Revenue weighting is an example of an alternative to traditional market capitalization weighting that not only has a long-term track record, but is easy to comprehend and deploy within client portfolios. For example, the S&P 500 Revenue-Weighted Index was launched at the end of 20051, meaning it is battle-tested as it was around during the dark days of the global financial crisis.
Again, revenue-weighted indexes and funds are straight forward. The S&P 500 Revenue-Weighted Index is comprised of the S&P 500 member firms weighted by top-line revenue, not market value, which is the weighting methodology for the standard S&P 500 and related funds. As the chart below confirms, revenue weighting has a solid long-term track record.

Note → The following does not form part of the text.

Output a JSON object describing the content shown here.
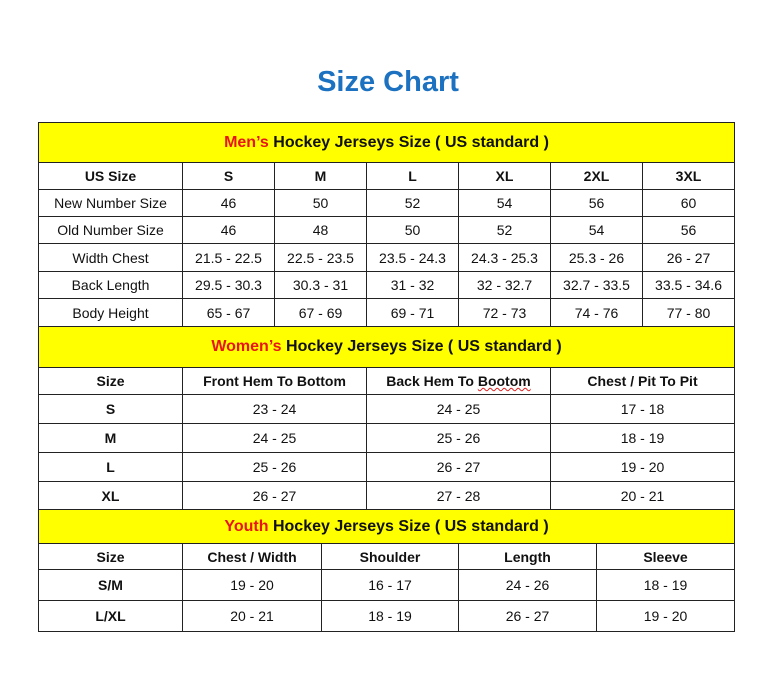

Advantages of Revenue Weighting
Using the S&P 500 Revenue-Weighted Index as our “bogey” here, there are some notable advantages with weighting stocks by top-line revenue. One example is reduced concentration risk. Currently, the top 10 holdings in the S&P 500 Revenue-Weighted Index combine for about 17.60% of the benchmark’s weight. In the cap-weighted S&P 500, that number jumps to 21.76% (as of July 23).
On a related note, there are significant sector-level differences between revenue-weighted and cap-weighted benchmarks. The three largest sector weights in the cap-weighted S&P 500 – technology, financial services and healthcare – combine for 54.77% (as of July 23) of that index’s weight. Conversely, the top three sector exposures in the S&P 500 Revenue-Weighted Index – healthcare, consumer discretionary and consumer staples – combine for 46.20% of that index.
Results of these redistributions include a value tilt for revenue-weighted funds.2 In fact, Morningstar classifies the S&P 500 Revenue-Weighted Index as a large-cap value index as its earnings multiples usually trade more inline with designated value indexes and at discounts to the cap-weighted S&P 500.
Related: Refreshing The Value Proposition
With valuations on broad, cap-weighted domestic equity benchmark looking a tad stretched, weighting stocks by revenue not only provides increased diversification, but reduced exposure to sectors that are potentially richly valued.
With traditional ETFs, rebalancing occurs two to four times per year and usually means no more than resetting a fund so that comes back inline with predetermined sector weights or caps on individual securities’ weights. When it comes to revenue-weighted indexes, the rebalancing process provides an opportunity to carry out one of investing’s most famous lessons: buy low and sell high.
Additionally, revenue-weighted strategies offer out-performance potential in slower moving bull markets and the possibility of reduced volatility along with lower drawdowns when the growth factor is in favor.